About Decision Trees

Decision trees allow users to visually explore their data and build powerful rule-based process models.

They are hierarchical classification structures that group the observations and relate a number of independent variables to a single, discrete, dependent variable. Independent variables are also known as attributes, and dependent variables are known as classes.

Commonly used in research operations, decision trees are used to identify a process strategy most likely to enable achieving the process goal. This decision support tool visually represents the analytical model of decisions and their possible consequences as a tree-like graph, and is described in terms of a root, nodes, branches and leaves.

They are also used as a descriptive manner in which to calculate conditional probabilities, where the expected values of competing alternatives are calculated. In this way, decision trees are used to represent the mathematical relationships underlying observations for a particular problem.

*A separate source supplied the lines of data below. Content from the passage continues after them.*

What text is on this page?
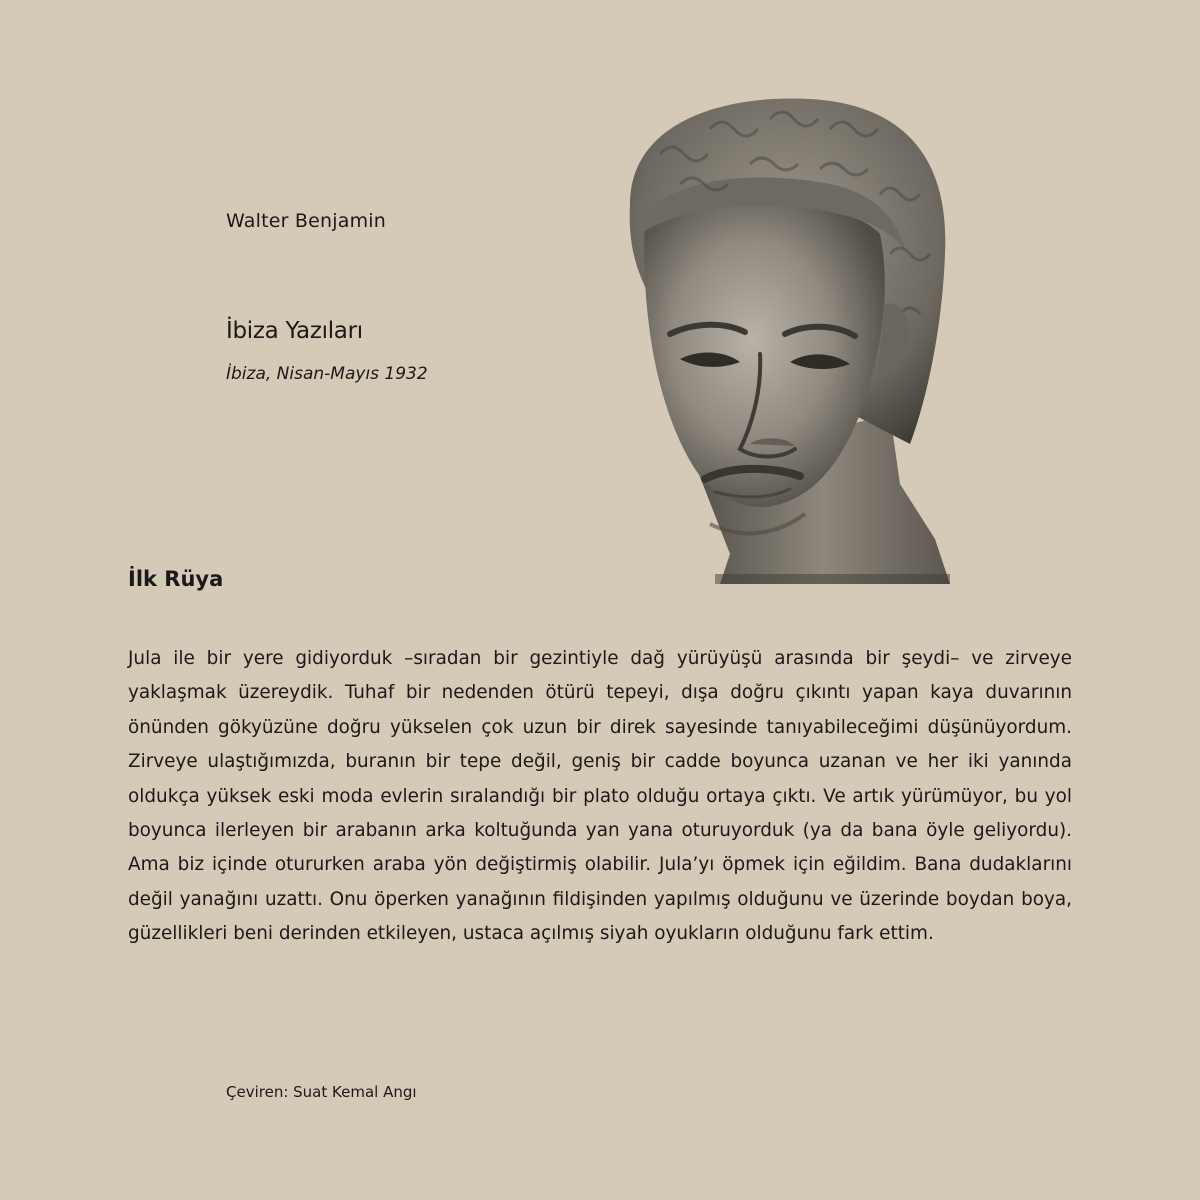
Walter Benjamin

İbiza Yazıları

İbiza, Nisan-Mayıs 1932

İlk Rüya

Jula ile bir yere gidiyorduk –sıradan bir gezintiyle dağ yürüyüşü arasında bir şeydi– ve zirveye yaklaşmak üzereydik. Tuhaf bir nedenden ötürü tepeyi, dışa doğru çıkıntı yapan kaya duvarının önünden gökyüzüne doğru yükselen çok uzun bir direk sayesinde tanıyabileceğimi düşünüyordum. Zirveye ulaştığımızda, buranın bir tepe değil, geniş bir cadde boyunca uzanan ve her iki yanında oldukça yüksek eski moda evlerin sıralandığı bir plato olduğu ortaya çıktı. Ve artık yürümüyor, bu yol boyunca ilerleyen bir arabanın arka koltuğunda yan yana oturuyorduk (ya da bana öyle geliyordu). Ama biz içinde otururken araba yön değiştirmiş olabilir. Jula’yı öpmek için eğildim. Bana dudaklarını değil yanağını uzattı. Onu öperken yanağının fildişinden yapılmış olduğunu ve üzerinde boydan boya, güzellikleri beni derinden etkileyen, ustaca açılmış siyah oyukların olduğunu fark ettim.

Çeviren: Suat Kemal Angı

Decision trees are predictive models, and as such, map observations about a process to conclusions about the selected target field. In these models, the branches represent a choice of classifying features, and leaves represent the actual classifications.

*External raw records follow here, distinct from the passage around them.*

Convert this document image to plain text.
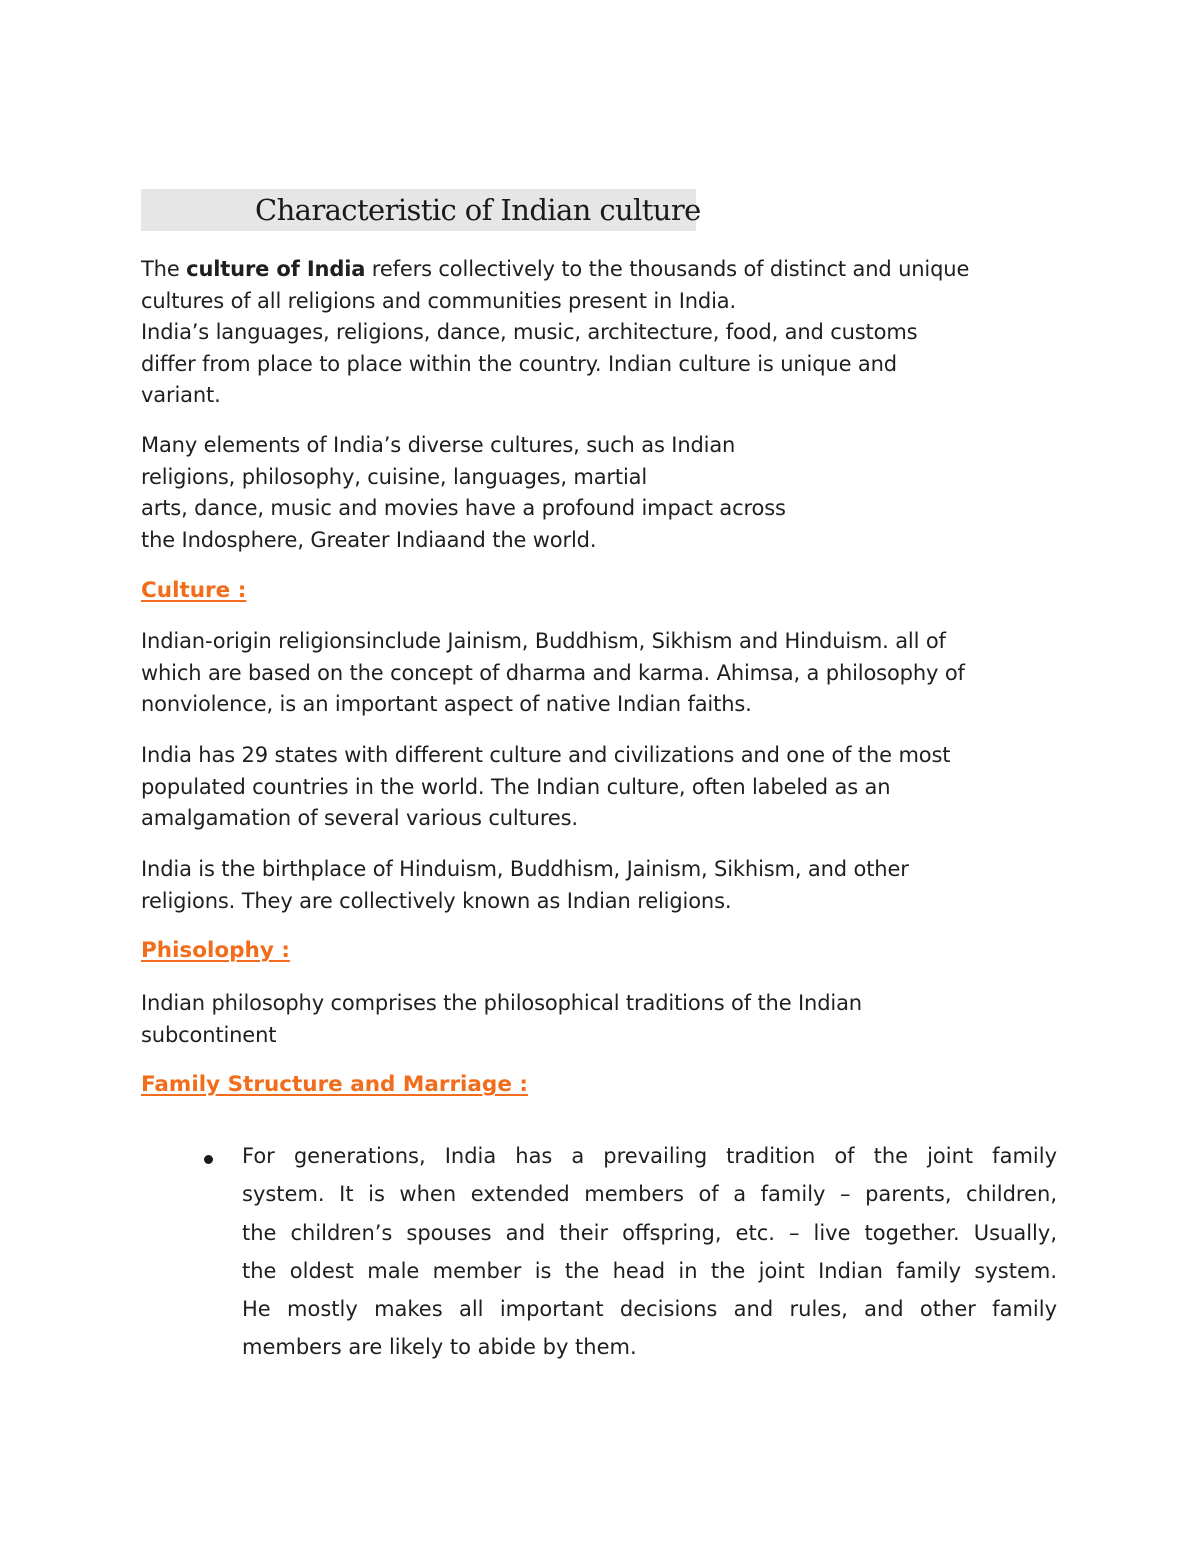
Characteristic of Indian culture

The culture of India refers collectively to the thousands of distinct and unique
cultures of all religions and communities present in India.
India’s languages, religions, dance, music, architecture, food, and customs
differ from place to place within the country. Indian culture is unique and
variant.

Many elements of India’s diverse cultures, such as Indian
religions, philosophy, cuisine, languages, martial
arts, dance, music and movies have a profound impact across
the Indosphere, Greater Indiaand the world.

Culture :

Indian-origin religionsinclude Jainism, Buddhism, Sikhism and Hinduism. all of
which are based on the concept of dharma and karma. Ahimsa, a philosophy of
nonviolence, is an important aspect of native Indian faiths.

India has 29 states with different culture and civilizations and one of the most
populated countries in the world. The Indian culture, often labeled as an
amalgamation of several various cultures.

India is the birthplace of Hinduism, Buddhism, Jainism, Sikhism, and other
religions. They are collectively known as Indian religions.

Phisolophy :

Indian philosophy comprises the philosophical traditions of the Indian
subcontinent

Family Structure and Marriage :

For generations, India has a prevailing tradition of the joint family
system. It is when extended members of a family – parents, children,
the children’s spouses and their offspring, etc. – live together. Usually,
the oldest male member is the head in the joint Indian family system.
He mostly makes all important decisions and rules, and other family
members are likely to abide by them.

A decision tree consists of roots, nodes and branches.

A node can be either:
- a decision node: a classification test for an attribute that divides the current subset of observations into two or more smaller subsets. The attribute data type may be discrete or continuous.
- a terminal node: classifies the remaining subset of observations in that node with a particular class label. The class variable data may only be a discrete data type.
Branches indicate the path that must be followed as decisions are made at each decision node until a terminal node is reached.

Decision tree example

A typical example of a decision tree is illustrated below. Here seawater corrosion of stainless steel is described in terms of a number of attributes or features. These are:

the type of stainless steel alloy,
the depth in meters under the sea surface at which the corrosion took place,
the period in days over which the metal alloy was exposed to seawater,
the maximum depth in millimeters of pitting that was observed and the depth in millimeters to which crevices formed in the metal.

The class variable is the amount of corrosion that occurred, i.e. Low, Medium or High.

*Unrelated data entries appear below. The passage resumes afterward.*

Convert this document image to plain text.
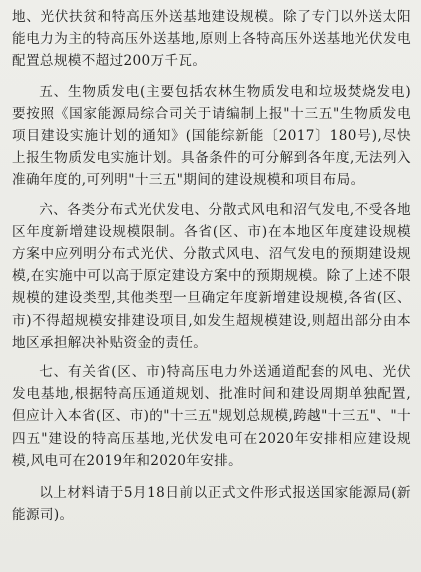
地、光伏扶贫和特高压外送基地建设规模。除了专门以外送太阳能电力为主的特高压外送基地,原则上各特高压外送基地光伏发电配置总规模不超过200万千瓦。

五、生物质发电(主要包括农林生物质发电和垃圾焚烧发电)要按照《国家能源局综合司关于请编制上报"十三五"生物质发电项目建设实施计划的通知》(国能综新能〔2017〕180号),尽快上报生物质发电实施计划。具备条件的可分解到各年度,无法列入准确年度的,可列明"十三五"期间的建设规模和项目布局。

六、各类分布式光伏发电、分散式风电和沼气发电,不受各地区年度新增建设规模限制。各省(区、市)在本地区年度建设规模方案中应列明分布式光伏、分散式风电、沼气发电的预期建设规模,在实施中可以高于原定建设方案中的预期规模。除了上述不限规模的建设类型,其他类型一旦确定年度新增建设规模,各省(区、市)不得超规模安排建设项目,如发生超规模建设,则超出部分由本地区承担解决补贴资金的责任。

七、有关省(区、市)特高压电力外送通道配套的风电、光伏发电基地,根据特高压通道规划、批准时间和建设周期单独配置,但应计入本省(区、市)的"十三五"规划总规模,跨越"十三五"、"十四五"建设的特高压基地,光伏发电可在2020年安排相应建设规模,风电可在2019年和2020年安排。

以上材料请于5月18日前以正式文件形式报送国家能源局(新能源司)。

Figure 1: A Typical decision tree

The classification of a new observation, for which a class label is not known, occurs as follows. A path is followed from the root of the tree (Maximum Pit Depth in Figure 1), applying the test of each decision node to the attributes of the new observation, until a terminal node is reached. The label of the terminal node is then taken as the class of the new observation.

An observation with attribute values of Maximum Pit Depth = 120mm, Depth Beneath Surface = 1400m and Exposure Time = 100 days would therefore be classified as having a Low level of corrosion.